Ms. Freeland has stated that the Russian war itself is illegal, while Foreign Affairs Minister Mélanie Joly has pushed for a probe into whether Russian armed forces have committed war crimes. Canadian law prohibits war crimes wherever they are committed, or for whom they are committed, so a Canadian who participates in a Russian war crime could be prosecuted in a Canadian court.

Russia has already claimed that foreign volunteers going to Ukraine are mercenaries. The label carries a certain rhetorical heft. In the same way that one person’s freedom fighter is another person’s terrorist, it is also true that one person’s foreign volunteer is another person’s mercenary. Russia will label them as mercenaries principally motivated by money.
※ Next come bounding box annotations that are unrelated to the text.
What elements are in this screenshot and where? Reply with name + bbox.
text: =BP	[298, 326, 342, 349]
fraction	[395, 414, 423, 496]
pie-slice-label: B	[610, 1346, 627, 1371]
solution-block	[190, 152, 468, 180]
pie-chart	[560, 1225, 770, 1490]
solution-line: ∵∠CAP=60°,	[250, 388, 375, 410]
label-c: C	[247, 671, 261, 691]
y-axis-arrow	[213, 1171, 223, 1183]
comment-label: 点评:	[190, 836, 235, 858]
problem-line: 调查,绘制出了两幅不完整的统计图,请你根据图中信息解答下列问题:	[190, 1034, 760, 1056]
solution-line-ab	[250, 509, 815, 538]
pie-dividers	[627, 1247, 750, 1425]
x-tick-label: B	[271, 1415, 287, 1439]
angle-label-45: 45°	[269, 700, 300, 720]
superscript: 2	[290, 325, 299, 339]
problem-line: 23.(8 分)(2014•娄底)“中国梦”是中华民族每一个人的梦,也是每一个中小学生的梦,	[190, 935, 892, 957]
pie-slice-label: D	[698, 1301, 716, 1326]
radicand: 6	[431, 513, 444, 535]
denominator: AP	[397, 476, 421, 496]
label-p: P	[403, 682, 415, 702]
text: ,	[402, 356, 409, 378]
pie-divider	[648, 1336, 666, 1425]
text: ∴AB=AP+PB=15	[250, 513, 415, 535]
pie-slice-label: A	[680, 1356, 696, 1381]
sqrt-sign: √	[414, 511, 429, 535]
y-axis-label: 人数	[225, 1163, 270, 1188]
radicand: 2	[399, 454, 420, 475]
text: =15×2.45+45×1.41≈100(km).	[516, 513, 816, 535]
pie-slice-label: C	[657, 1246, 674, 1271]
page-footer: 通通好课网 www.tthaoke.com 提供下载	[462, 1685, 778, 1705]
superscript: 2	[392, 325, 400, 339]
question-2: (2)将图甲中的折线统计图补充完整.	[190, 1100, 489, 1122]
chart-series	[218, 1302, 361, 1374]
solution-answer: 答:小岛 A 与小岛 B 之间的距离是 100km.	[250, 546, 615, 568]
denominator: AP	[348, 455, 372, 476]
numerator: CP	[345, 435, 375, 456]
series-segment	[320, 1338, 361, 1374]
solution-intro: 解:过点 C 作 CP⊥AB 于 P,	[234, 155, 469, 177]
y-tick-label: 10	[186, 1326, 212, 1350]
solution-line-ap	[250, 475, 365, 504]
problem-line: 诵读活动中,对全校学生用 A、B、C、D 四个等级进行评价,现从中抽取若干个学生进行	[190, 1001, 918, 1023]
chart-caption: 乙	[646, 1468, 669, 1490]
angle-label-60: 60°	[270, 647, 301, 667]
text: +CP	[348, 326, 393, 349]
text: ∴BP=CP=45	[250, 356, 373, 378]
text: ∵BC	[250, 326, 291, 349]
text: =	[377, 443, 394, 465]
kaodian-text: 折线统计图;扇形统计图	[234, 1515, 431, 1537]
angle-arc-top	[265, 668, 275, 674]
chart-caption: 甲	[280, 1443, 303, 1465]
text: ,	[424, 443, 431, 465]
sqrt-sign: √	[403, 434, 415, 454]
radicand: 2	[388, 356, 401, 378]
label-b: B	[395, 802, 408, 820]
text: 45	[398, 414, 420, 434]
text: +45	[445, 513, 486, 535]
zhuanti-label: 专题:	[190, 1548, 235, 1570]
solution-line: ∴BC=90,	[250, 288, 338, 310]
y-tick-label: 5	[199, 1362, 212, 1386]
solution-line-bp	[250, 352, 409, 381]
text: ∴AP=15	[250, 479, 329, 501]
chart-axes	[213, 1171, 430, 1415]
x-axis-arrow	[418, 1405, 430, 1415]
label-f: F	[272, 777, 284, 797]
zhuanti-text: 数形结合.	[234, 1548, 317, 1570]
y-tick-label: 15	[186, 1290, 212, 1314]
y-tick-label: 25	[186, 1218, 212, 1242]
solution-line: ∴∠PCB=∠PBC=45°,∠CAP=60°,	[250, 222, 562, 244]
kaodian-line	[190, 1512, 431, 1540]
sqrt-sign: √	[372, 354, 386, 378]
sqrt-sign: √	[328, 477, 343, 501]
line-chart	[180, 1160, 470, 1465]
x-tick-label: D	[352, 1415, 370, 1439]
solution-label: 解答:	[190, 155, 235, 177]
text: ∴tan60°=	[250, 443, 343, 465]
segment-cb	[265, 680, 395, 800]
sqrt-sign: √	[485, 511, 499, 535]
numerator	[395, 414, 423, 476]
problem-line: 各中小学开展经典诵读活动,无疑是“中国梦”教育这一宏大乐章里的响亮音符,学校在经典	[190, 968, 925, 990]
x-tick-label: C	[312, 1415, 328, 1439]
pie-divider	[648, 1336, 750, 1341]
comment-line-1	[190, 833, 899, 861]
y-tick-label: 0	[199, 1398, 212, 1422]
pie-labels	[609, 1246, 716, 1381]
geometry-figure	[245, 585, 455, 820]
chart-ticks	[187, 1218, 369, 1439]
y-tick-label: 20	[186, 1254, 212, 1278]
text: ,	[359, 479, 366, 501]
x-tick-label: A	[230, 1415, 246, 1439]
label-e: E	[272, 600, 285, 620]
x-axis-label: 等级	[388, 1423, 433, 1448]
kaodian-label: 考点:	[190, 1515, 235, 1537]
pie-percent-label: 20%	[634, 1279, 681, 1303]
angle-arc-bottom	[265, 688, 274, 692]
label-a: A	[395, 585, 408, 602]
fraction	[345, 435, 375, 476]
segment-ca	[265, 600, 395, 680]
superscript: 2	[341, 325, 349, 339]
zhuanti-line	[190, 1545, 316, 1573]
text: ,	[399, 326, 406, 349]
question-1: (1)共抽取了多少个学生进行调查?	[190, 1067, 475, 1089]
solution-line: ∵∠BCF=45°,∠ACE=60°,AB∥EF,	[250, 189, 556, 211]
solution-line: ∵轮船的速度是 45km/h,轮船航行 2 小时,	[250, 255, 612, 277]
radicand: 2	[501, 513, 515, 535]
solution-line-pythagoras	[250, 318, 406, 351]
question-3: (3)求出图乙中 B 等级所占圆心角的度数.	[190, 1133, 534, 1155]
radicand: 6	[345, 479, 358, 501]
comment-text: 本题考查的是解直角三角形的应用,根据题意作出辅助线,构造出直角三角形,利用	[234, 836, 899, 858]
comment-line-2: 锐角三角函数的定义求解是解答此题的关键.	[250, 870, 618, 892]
At the same time, most Canadians will see them as idealists fighting for the Ukrainian people against Russian aggression.

Additional Protocol I to the Geneva Conventions defines a mercenary as someone recruited to fight in an armed conflict. A mercenary is motivated by personal gain and is paid much more than someone of equivalent rank or function in the relevant armed force. They neither live in the country at war, nor are a citizen living abroad. They are not a member of a party’s armed forces, or a non-party’s armed forces when acting in an official capacity (like an observer).

The fact that a mercenary is paid is not the critical distinction – soldiers get paid, too. And neither is citizenship on its own. Many countries, including Russia, do not have any citizenship requirements to serve in their armed forces. Moreover, it is not a requirement in international law.

Most pressing here is whether the foreign volunteers serve in the Armed Forces of Ukraine or not. Based on the available information, the vast majority of the foreign volunteers are serving in the official Armed Forces of Ukraine or associated militias, but there will undoubtedly be exceptions.

The categorization matters, particularly for anyone captured by Russian forces. Just days after Alexander Bastrykin, head of Russia’s Investigative Committee, ordered the identification and monitoring of foreign fighters for potential prosecution under Russia law, Igor Konashenkov, a Russian Ministry of Defence spokesperson, stated that the foreign volunteers were mercenaries. As such, the Russians will not afford them the status of prisoner of war if captured: “At best, they can expect to be prosecuted as criminals.” This goes beyond rhetorical labelling. It is an appallingly glib and incorrect interpretation of the law of armed conflict.

Additional Protocol I to the Geneva Conventions states that prisoner-of-war protections do not extend to mercenaries. However, Article 45 requires that any captured combatant be treated as a prisoner of war until a tribunal determines the person’s status. This is not a determination that can be made by a state official in Moscow in advance or made by troops on the battlefield. Therefore, any foreign fighter captured should be entitled to proper treatment, and a hearing to determine status should precede any potential prosecution under Russian law, “whenever possible.”

Canadians have already been shocked and appalled by the horrible images of the human tragedy wrought by the Russian armed forces in Ukraine. Unfortunately, we might soon be confronted by dead and wounded Canadians on Ukrainian battlefields. Potentially worse, images of captured Canadians denied prisoner-of-war status, mistreated and presented to the world as “mercenaries” in sham trials, or used for propaganda purposes to accuse NATO members of indirect participation in the conflict, may follow.

Given Russia’s scant attention to international law thus far, potential volunteers should consider these threats as they weigh the risks of going. Canadians should brace for such images, and stand ready to denounce such crimes and hold those who commit them to legal account.